Re: [PATCH v2] memcg: allow exiting tasks to write back data to swap

From: Rik van Riel
Date: Thu Dec 12 2024 - 15:01:02 EST


On Thu, 12 Dec 2024 18:31:57 +0000
Roman Gushchin <roman.gushchin@xxxxxxxxx> wrote:

> Is it about a single task or groups of tasks or the entire cgroup?
> If former, why it's a problem? A tight memcg limit can slow things down
> in general and I don't see why we should treat the exit() path differently.
>
I think the exit path does need to be treated a little differently,
since this exit may be the only way such a cgroup can free up memory.

> If it's about the entire cgroup and we have essentially a deadlock,
> I feel like we need to look into the oom reaper side.

You mean something like the below?

I have not tested it yet, because we don't have any stuck
cgroups right now among the workloads that I'm monitoring.

---8<---

From c0e545fd45bd3ee24cd79b3d3e9b375e968ef460 Mon Sep 17 00:00:00 2001
From: Rik van Riel <riel@xxxxxxxxxxx>
Date: Thu, 12 Dec 2024 14:50:49 -0500
Subject: [PATCH] memcg,oom: speed up reclaim for exiting tasks

When a memcg reaches its memory limit, and reclaim becomes unavailable
or slow for some reason, for example only zswap is available, but zswap
writeback is disabled, it can take a long time for tasks to exit, and
for the cgroup to get back to normal (or cleaned up).

Speed up memcg reclaim for exiting tasks by limiting how much work
reclaim does, and by invoking the OOM reaper if reclaim does not
free up enough memory to allow the task to make progress.

Signed-off-by: Rik van Riel <riel@xxxxxxxxxxx>
---
include/linux/oom.h | 8 ++++++++
mm/memcontrol.c | 11 +++++++++++
mm/oom_kill.c | 6 +-----
3 files changed, 20 insertions(+), 5 deletions(-)
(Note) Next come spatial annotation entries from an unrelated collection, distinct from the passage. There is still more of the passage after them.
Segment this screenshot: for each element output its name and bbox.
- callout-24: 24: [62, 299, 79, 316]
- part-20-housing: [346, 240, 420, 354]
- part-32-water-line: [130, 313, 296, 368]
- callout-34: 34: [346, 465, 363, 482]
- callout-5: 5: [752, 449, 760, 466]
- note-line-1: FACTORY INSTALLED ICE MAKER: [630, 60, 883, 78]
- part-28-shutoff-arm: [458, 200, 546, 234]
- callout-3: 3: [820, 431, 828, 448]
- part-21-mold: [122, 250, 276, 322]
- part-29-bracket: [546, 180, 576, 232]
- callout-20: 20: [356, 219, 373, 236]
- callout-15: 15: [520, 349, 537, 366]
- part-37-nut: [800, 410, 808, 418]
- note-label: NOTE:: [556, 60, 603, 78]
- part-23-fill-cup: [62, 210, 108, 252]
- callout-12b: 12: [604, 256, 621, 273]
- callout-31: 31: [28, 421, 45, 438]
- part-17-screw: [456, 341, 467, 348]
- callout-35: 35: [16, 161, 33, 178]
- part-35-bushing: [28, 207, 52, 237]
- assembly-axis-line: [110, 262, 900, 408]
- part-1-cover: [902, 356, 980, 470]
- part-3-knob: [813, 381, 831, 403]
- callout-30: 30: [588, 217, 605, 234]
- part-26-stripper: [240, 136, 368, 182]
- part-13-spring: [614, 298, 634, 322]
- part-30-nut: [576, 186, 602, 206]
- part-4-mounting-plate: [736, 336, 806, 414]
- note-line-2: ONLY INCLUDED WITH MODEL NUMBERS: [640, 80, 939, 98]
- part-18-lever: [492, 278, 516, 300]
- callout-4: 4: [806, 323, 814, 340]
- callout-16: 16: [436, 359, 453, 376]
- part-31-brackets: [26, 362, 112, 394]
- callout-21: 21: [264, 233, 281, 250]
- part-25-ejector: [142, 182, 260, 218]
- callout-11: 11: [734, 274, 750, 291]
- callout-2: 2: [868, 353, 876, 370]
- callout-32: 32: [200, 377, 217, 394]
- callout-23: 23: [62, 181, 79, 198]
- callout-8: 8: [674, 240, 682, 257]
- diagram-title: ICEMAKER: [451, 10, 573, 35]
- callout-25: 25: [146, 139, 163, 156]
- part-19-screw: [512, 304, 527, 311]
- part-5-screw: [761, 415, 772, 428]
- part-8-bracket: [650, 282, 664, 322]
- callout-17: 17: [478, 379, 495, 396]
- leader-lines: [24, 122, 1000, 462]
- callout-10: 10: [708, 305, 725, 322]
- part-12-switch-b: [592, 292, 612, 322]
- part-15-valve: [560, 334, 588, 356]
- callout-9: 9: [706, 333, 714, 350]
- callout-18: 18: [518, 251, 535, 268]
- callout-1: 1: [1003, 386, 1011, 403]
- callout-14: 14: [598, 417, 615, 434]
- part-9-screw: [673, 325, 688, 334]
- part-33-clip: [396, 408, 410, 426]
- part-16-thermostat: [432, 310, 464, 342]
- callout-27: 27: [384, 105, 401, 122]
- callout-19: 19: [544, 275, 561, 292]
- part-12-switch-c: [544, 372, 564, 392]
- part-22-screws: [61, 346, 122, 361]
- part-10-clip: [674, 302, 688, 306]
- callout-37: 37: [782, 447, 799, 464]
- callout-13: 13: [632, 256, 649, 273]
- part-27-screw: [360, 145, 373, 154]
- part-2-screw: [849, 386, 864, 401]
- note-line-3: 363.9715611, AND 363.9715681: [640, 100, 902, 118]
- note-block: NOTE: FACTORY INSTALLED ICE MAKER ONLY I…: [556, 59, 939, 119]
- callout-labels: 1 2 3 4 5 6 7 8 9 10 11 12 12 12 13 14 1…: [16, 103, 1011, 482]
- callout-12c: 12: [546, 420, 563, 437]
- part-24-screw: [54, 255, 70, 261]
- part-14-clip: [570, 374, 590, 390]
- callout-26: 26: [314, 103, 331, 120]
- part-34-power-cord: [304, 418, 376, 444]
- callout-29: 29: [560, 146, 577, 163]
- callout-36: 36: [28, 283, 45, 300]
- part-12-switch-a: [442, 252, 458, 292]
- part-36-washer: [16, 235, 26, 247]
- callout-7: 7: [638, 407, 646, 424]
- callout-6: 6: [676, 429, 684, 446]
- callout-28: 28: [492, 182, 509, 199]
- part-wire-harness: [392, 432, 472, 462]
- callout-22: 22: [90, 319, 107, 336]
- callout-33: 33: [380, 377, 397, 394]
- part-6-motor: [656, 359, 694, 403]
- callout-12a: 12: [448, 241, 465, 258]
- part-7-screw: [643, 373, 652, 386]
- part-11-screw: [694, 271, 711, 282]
diff --git a/include/linux/oom.h b/include/linux/oom.h
index 1e0fc6931ce9..b2d9cf936664 100644
--- a/include/linux/oom.h
+++ b/include/linux/oom.h
@@ -111,4 +111,12 @@ extern void oom_killer_enable(void);

extern struct task_struct *find_lock_task_mm(struct task_struct *p);

+#ifdef CONFIG_MMU
+extern void queue_oom_reaper(struct task_struct *tsk);
+#else
+static intern void queue_oom_reaper(struct task_struct *tsk)
+{
+}
+#endif
+
#endif /* _INCLUDE_LINUX_OOM_H */
diff --git a/mm/memcontrol.c b/mm/memcontrol.c
index 7b3503d12aaf..21f42758d430 100644
--- a/mm/memcontrol.c
+++ b/mm/memcontrol.c
@@ -2231,6 +2231,9 @@ int try_charge_memcg(struct mem_cgroup *memcg, gfp_t gfp_mask,
if (!gfpflags_allow_blocking(gfp_mask))
goto nomem;

+ if (unlikely(current->flags & PF_EXITING))
+ gfp_mask |= __GFP_NORETRY;
+
memcg_memory_event(mem_over_limit, MEMCG_MAX);
raised_max_event = true;

@@ -2284,6 +2287,14 @@ int try_charge_memcg(struct mem_cgroup *memcg, gfp_t gfp_mask,
goto retry;
}
nomem:
+ /*
+ * We ran out of memory while inside exit. Maybe the OOM
+ * reaper can help reduce cgroup memory use and get things
+ * moving again?
+ */
+ if (unlikely(current->flags & PF_EXITING))
+ queue_oom_reaper(current);
+
/*
* Memcg doesn't have a dedicated reserve for atomic
* allocations. But like the global atomic pool, we need to
diff --git a/mm/oom_kill.c b/mm/oom_kill.c
index 1c485beb0b93..8d5278e45c63 100644
--- a/mm/oom_kill.c
+++ b/mm/oom_kill.c
@@ -686,7 +686,7 @@ static void wake_oom_reaper(struct timer_list *timer)
* before the exit path is able to wake the futex waiters.
*/
#define OOM_REAPER_DELAY (2*HZ)
-static void queue_oom_reaper(struct task_struct *tsk)
+void queue_oom_reaper(struct task_struct *tsk)
{
/* mm is already queued? */
if (test_and_set_bit(MMF_OOM_REAP_QUEUED, &tsk->signal->oom_mm->flags))
@@ -735,10 +735,6 @@ static int __init oom_init(void)
return 0;
}
subsys_initcall(oom_init)
-#else
-static inline void queue_oom_reaper(struct task_struct *tsk)
-{
-}
#endif /* CONFIG_MMU */

/**
--
2.47.0